For each CPC region, we used propensity score matching to select comparison practices from a pool of potential comparisons containing practices (1) in the same regions as CPC practices that had applied to CPC but were not selected and (2) in nearby areas with similar demographic and market factors that had enough practices for matching (ClinicalTrials.gov number NCT02320591).

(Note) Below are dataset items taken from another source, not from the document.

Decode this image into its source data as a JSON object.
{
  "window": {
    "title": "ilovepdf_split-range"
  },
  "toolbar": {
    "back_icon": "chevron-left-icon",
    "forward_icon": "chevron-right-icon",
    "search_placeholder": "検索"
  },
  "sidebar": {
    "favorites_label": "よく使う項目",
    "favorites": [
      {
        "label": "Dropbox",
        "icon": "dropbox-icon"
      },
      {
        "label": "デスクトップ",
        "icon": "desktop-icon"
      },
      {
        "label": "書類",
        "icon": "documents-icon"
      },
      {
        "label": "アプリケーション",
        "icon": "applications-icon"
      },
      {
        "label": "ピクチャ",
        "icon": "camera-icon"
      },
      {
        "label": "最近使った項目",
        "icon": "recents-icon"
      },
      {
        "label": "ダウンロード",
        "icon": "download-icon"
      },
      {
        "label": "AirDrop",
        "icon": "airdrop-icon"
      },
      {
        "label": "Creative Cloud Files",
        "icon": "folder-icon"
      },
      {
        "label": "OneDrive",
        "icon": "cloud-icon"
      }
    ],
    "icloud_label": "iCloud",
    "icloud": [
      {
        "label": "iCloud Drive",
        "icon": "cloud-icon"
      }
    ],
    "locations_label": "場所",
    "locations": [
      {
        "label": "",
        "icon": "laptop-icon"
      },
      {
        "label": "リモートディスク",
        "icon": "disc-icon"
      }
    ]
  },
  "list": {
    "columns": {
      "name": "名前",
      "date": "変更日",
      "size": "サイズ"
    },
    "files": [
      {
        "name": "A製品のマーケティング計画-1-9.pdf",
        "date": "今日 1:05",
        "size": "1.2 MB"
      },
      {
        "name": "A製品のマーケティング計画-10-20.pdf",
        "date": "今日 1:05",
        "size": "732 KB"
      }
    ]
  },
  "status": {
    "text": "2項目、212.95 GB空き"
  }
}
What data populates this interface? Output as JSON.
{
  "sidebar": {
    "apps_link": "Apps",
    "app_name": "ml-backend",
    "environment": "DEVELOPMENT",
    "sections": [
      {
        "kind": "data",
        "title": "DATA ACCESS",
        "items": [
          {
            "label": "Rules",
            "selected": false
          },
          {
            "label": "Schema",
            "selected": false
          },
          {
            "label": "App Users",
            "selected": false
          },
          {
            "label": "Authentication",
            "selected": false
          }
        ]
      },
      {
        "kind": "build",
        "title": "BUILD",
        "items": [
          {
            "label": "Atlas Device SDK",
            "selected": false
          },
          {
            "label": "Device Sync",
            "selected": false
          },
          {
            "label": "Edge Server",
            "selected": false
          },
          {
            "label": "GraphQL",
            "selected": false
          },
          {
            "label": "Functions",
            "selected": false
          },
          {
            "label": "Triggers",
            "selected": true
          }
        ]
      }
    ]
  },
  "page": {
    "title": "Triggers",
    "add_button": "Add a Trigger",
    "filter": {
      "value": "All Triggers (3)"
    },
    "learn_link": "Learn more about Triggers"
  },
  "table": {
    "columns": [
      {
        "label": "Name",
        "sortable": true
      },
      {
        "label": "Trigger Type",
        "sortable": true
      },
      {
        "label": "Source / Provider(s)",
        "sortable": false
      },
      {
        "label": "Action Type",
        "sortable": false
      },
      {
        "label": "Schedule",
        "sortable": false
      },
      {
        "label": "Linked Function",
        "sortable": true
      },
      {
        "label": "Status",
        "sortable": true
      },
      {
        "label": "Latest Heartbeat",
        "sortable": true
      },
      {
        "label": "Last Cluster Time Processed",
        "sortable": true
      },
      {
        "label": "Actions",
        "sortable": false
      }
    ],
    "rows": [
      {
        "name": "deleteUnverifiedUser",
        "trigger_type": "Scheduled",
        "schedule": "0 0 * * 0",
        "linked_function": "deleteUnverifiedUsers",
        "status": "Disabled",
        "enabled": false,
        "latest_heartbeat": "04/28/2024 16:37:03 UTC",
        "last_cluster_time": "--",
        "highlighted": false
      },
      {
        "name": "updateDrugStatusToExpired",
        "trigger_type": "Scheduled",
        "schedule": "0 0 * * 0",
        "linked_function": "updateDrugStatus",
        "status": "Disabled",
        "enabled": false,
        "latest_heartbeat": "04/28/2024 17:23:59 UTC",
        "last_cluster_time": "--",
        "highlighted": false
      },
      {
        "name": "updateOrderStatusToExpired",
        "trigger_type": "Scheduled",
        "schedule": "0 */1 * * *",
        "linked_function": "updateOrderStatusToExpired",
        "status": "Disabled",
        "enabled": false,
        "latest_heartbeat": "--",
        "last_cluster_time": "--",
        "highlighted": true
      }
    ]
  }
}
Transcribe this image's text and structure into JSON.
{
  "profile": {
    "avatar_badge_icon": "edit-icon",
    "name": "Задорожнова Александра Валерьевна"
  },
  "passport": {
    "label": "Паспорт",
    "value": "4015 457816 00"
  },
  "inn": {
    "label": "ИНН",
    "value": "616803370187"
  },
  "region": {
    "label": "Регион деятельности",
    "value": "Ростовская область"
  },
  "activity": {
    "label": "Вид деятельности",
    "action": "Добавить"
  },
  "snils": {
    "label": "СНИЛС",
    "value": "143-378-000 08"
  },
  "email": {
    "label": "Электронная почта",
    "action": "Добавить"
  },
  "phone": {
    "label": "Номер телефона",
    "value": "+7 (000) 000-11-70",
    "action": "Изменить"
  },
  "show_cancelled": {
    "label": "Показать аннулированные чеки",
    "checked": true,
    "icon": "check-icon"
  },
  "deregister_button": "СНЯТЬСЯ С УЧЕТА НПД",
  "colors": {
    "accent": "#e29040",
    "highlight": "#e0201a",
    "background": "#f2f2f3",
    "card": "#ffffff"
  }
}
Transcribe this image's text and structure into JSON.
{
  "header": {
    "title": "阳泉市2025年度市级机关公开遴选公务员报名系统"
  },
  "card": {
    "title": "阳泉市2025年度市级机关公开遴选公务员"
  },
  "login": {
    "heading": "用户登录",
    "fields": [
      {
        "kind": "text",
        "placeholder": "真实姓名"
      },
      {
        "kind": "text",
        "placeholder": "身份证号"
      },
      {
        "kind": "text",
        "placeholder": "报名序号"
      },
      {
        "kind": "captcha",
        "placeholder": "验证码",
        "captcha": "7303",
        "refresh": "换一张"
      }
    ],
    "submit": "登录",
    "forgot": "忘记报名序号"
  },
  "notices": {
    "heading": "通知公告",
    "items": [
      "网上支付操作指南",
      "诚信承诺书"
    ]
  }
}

We selected up to 5 comparison practices per CPC practice using “full matching” to form matched sets that contained 1 CPC and multiple comparison practices or 1 comparison and multiple CPC practices. The evaluation included the 497 CPC practices participating at the end of the first quarter of CPC and their 908 comparison practices. The comparison group had similar patient, practice, and market characteristics to the CPC practices before CPC began.5

Sample and Response Rates

We administered an annual survey to a cross-sectional sample of Medicare FFS beneficiaries attributed to all open CPC practices (regardless of whether they still participated) and comparison practices. Using claims data, Medicare beneficiaries were attributed to practices where they had the largest share of selected evaluation and management visits to primary care clinicians over the prior 2 years. We invited about 60,000 of the roughly 300,000 Medicare FFS beneficiaries attributed to CPC practices, and 20,000 of the approximately 600,000 beneficiaries attributed to comparison practices, to respond to each survey round (Table 1). We expected responses from 40 beneficiaries per CPC practice and 14 beneficiaries per matched set of comparison practices. We selected larger CPC samples to support CPC practice–level estimates used in practice-level feedback and CMS’ shared savings calculations.